Some of the critical characteristics that should be considered while designing and deploying the virtualization environment are listed in the following sections.
It is annoying to see “Service Unavailable” error messages popping up on an ATM machine while you are trying to draw some cash. A 404 error is equally annoying when you are trying to make your mortgage or credit card payment. Both problems are caused by the lack of service availability when users need it.
High availability is a design characteristic to ensure the availability of the offered service for end users, and it is measured by the uptime of the service. This candidly reflects the quality of the offered service. In a banking environment, the application that is used to host the user portal or the dashboard is a critical service that cannot afford downtime. In any IT company, the build server on which the application development is ported and committed is a critical one that the business cannot afford to lose, even for seconds. However, other internal low-priority services—such as a vacation request portal—can run with acceptable downtime because they do not have a critical effect on the business. While designing the infrastructure, due diligence must be given for high-priority services by considering service redundancy.
High availability must be designed by considering failures from different layers and aspects. Running the same application as two processes (active and standby) in the same virtual machine provides process-level redundancy. However, if the virtual machine fails, both processes will be lost. Cloning and running the application as two different virtual machine instances provides virtual machine–level redundancy, but they both must not run on the same physical host. It is a common practice to deploy disaster recovery sites in different parts of the geographic area by running the same instances of business-critical services so that any failures due to natural disaster in one geographical area does not stop the business. In short, high availability design that avoids any single point of failure is a compelling business requirement for IT infrastructure design.
Although high availability is not specific to end applications (remember the ATM example?), virtualization capability delivers high availability by instantiating more than one virtual machine or containers in different physical hosts. Advanced features, such as virtual machine cloning or using a virtual machine template, come in handy in such situations because they allow you to provision multiple instances of the same virtual machine or appliances in a matter of seconds.
Although service resiliency is achieved by running multiple instances of the same application in different environments, utilization efficiency depends on the high availability deployment model.
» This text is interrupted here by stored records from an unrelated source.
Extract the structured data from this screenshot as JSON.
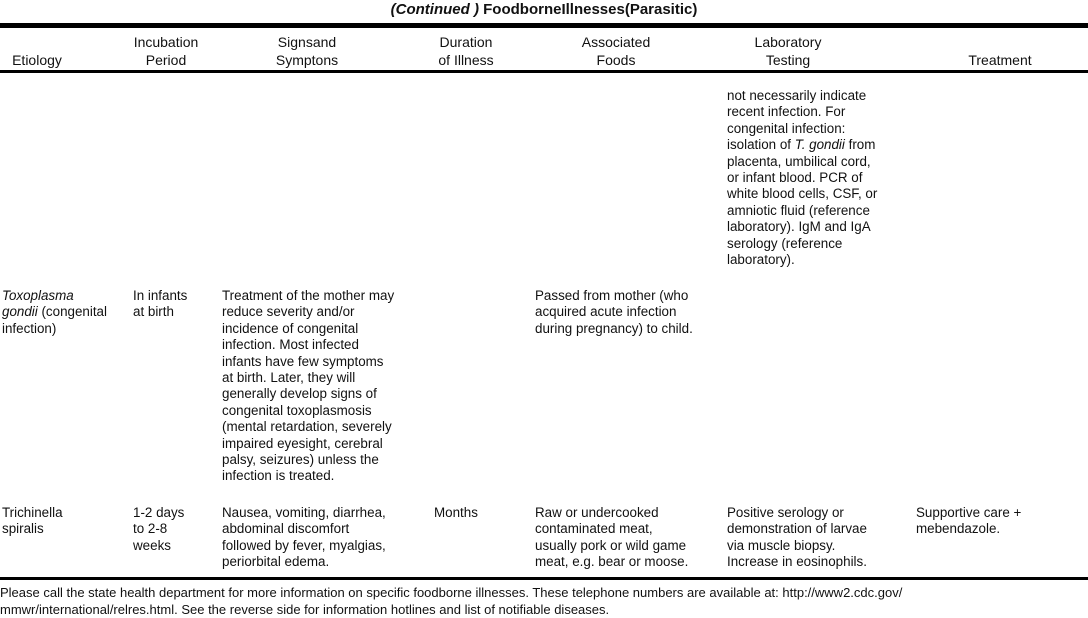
{
  "title": {
    "prefix": "(Continued )",
    "main": "FoodborneIllnesses(Parasitic)"
  },
  "headers": {
    "etiology": "\nEtiology",
    "incubation": "Incubation\nPeriod",
    "signs": "Signsand\nSymptons",
    "duration": "Duration\nof Illness",
    "foods": "Associated\nFoods",
    "lab": "Laboratory\nTesting",
    "treatment": "\nTreatment"
  },
  "rows": [
    {
      "lab_before": "not necessarily indicate\nrecent infection. For\ncongenital infection:\nisolation of ",
      "lab_italic": "T. gondii",
      "lab_after": " from\nplacenta, umbilical cord,\nor infant blood. PCR of\nwhite blood cells, CSF, or\namniotic fluid (reference\nlaboratory). IgM and IgA\nserology (reference\nlaboratory)."
    },
    {
      "etiology_italic": "Toxoplasma\ngondii",
      "etiology_rest": " (congenital\ninfection)",
      "incubation": "In infants\nat birth",
      "signs": "Treatment of the mother may\nreduce severity and/or\nincidence of congenital\ninfection. Most infected\ninfants have few symptoms\nat birth. Later, they will\ngenerally develop signs of\ncongenital toxoplasmosis\n(mental retardation, severely\nimpaired eyesight, cerebral\npalsy, seizures) unless the\ninfection is treated.",
      "foods": "Passed from mother (who\nacquired acute infection\nduring pregnancy) to child."
    },
    {
      "etiology": "Trichinella\nspiralis",
      "incubation": "1-2 days\nto 2-8\nweeks",
      "signs": "Nausea, vomiting, diarrhea,\nabdominal discomfort\nfollowed by fever, myalgias,\nperiorbital edema.",
      "duration": "Months",
      "foods": "Raw or undercooked\ncontaminated meat,\nusually pork or wild game\nmeat, e.g. bear or moose.",
      "lab": "Positive serology or\ndemonstration of larvae\nvia muscle biopsy.\nIncrease in eosinophils.",
      "treatment": "Supportive care +\nmebendazole."
    }
  ],
  "footer": "Please call the state health department for more information on specific foodborne illnesses. These telephone numbers are available at: http://www2.cdc.gov/\nmmwr/international/relres.html. See the reverse side for information hotlines and list of notifiable diseases."
}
There are two types of high availability deployment models:
- Active-standby: In active-standby mode, one of the services or the virtual machine acts as the primary service and takes all the load while the other instance of the virtual machine acts as a backup that takes over the role of primary service only when the primary is down. It is a common practice in data centers or disaster recovery sites to provision both active and standby services with the same IP address and the GW connected to the primary service advertises a more specific prefix. Traffic flows are redirected to stand by only if the primary service is down. This model is not as efficient as the standby virtual machine, and the service consumes computer and other resources even when the primary service is taking all the traffic load.
- Active-active: In active-active mode, the workload is distributed to both the virtual machines, which improves the efficiency drastically and yet provides high availability because one virtual machine is available even if the other fails. The characteristics of virtualization to instantly provision the virtual machine or container help users create multiple instances and configure them for efficient load distribution.
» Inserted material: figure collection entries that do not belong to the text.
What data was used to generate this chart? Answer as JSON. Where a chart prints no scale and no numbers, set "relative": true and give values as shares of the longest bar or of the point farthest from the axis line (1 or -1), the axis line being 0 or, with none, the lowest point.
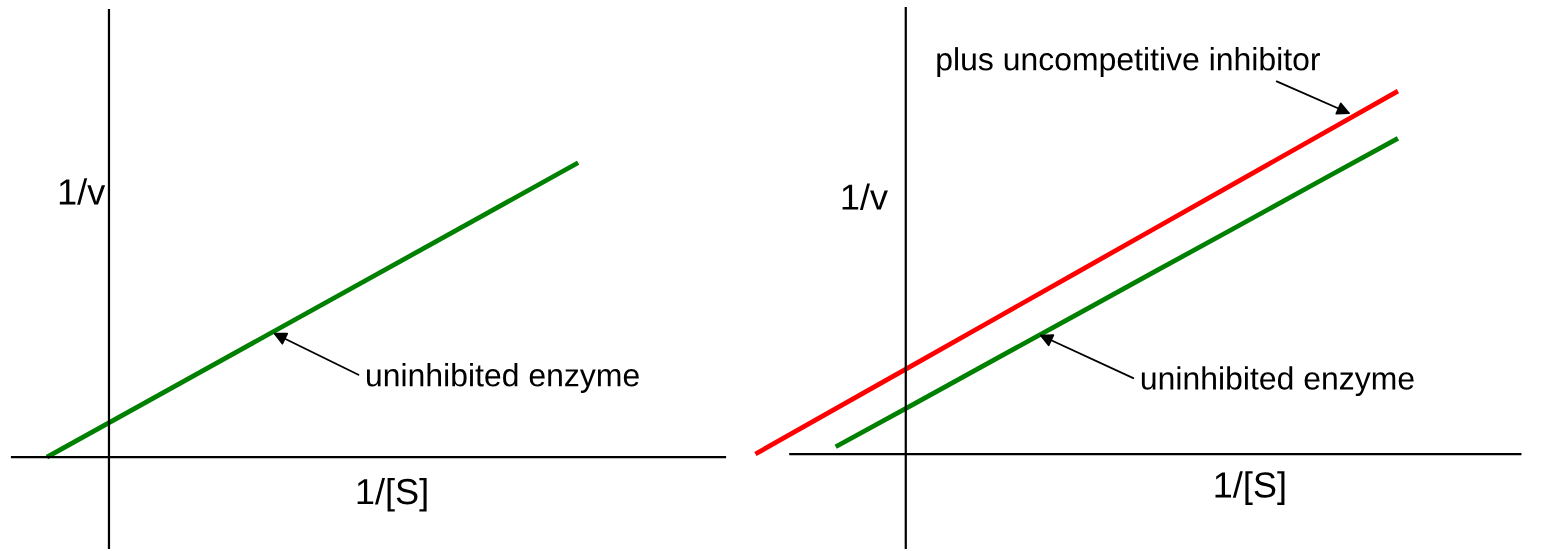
{
  "chart_data": [
    {
      "type": "line",
      "relative": true,
      "xlabel": "1/[S]",
      "ylabel": "1/v",
      "categories": [
        null,
        null
      ],
      "series": [
        {
          "color": "#008000",
          "values": [
            0,
            1
          ]
        }
      ],
      "annotations": [
        "uninhibited enzyme"
      ]
    },
    {
      "type": "line",
      "relative": true,
      "xlabel": "1/[S]",
      "ylabel": "1/v",
      "categories": [
        null,
        null,
        null,
        null,
        null,
        null,
        null,
        null,
        null
      ],
      "series": [
        {
          "color": "#ff0000",
          "values": [
            0,
            0.125,
            0.25,
            0.375,
            0.5,
            0.625,
            0.75,
            0.875,
            1
          ]
        },
        {
          "color": "#008000",
          "values": [
            null,
            0.02,
            0.141,
            0.263,
            0.384,
            0.506,
            0.627,
            0.749,
            0.87
          ]
        }
      ],
      "annotations": [
        "plus uncompetitive inhibitor",
        "uninhibited enzyme"
      ]
    }
  ]
}
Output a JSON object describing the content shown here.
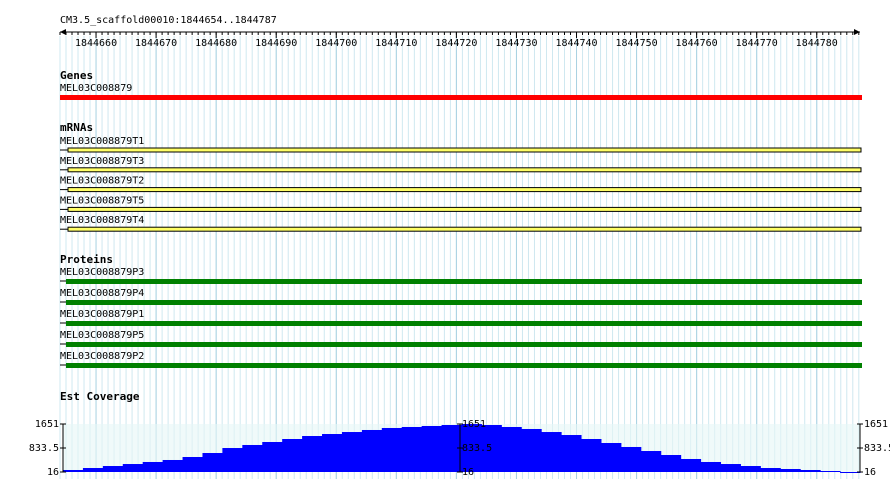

For the past two decades, resource utilization has been one of the benefits associated with the deployment of virtualization. Efficiently utilizing available IT resources is a critical business component that is directly reflected in revenue. By the end of the year, most of the employees are on vacation, which reduces server workload. Therefore, it is a common practice to shut down data centers during that time of year to save power, money, and the environment. However, resource efficiency can be realized on a per-day basis, too. It is common to see a heavy workload on the employee portal during business hours but minimal or no load during off-business hours.
The characteristics of virtualization that allow users to provision instant virtual machines or containers help to dynamically scale the service up or down based on the workload. During business hours, multiple instances of the virtual machine running business-critical applications can be deployed for load distribution, while the numbers can be drastically scaled down during off-business hours. This elastic nature of virtualization helps users utilize the resources efficiently, and the business can proudly claim that it is eco-friendly.
In a cloud computing environment, multitenancy is not new; it is a common practice for efficiently utilizing resources. Most of the XaaS services that cloud providers offer are multitenancy aware. Provisioning and running virtual machines that belong to different customers on the same physical host or data center is a classic example for multitenancy. The degree of multitenancy varies depending on the type of service offered. With infrastructure as a service (IaaS) or even bare metal as a service (BMaaS), multitenancy is all about running multiple virtual machines that belong to different tenants. With software as a service (SaaS), the granularity is at the software level where the provider creates a different user account for each tenant in the same application.
Multitenancy eventually comes with a stringent security tightening requirement. Communication between virtual machines that belong to different tenants (intertenant communication) must undergo tight scrutiny of security policies. The ability of virtualization natively helps to provide multitenant services by segregating the resources without compromising security.
It is a common misconception that multitenancy is intended only for public clouds where the cloud provider and the tenants belong to different administrative domains. Multitenancy-based service deployments in private clouds are equally common and efficient. In a private cloud where the cloud and the services belong to the same administrative domain, different departments are considered tenants that share the resources but require controlled communication between those tenants.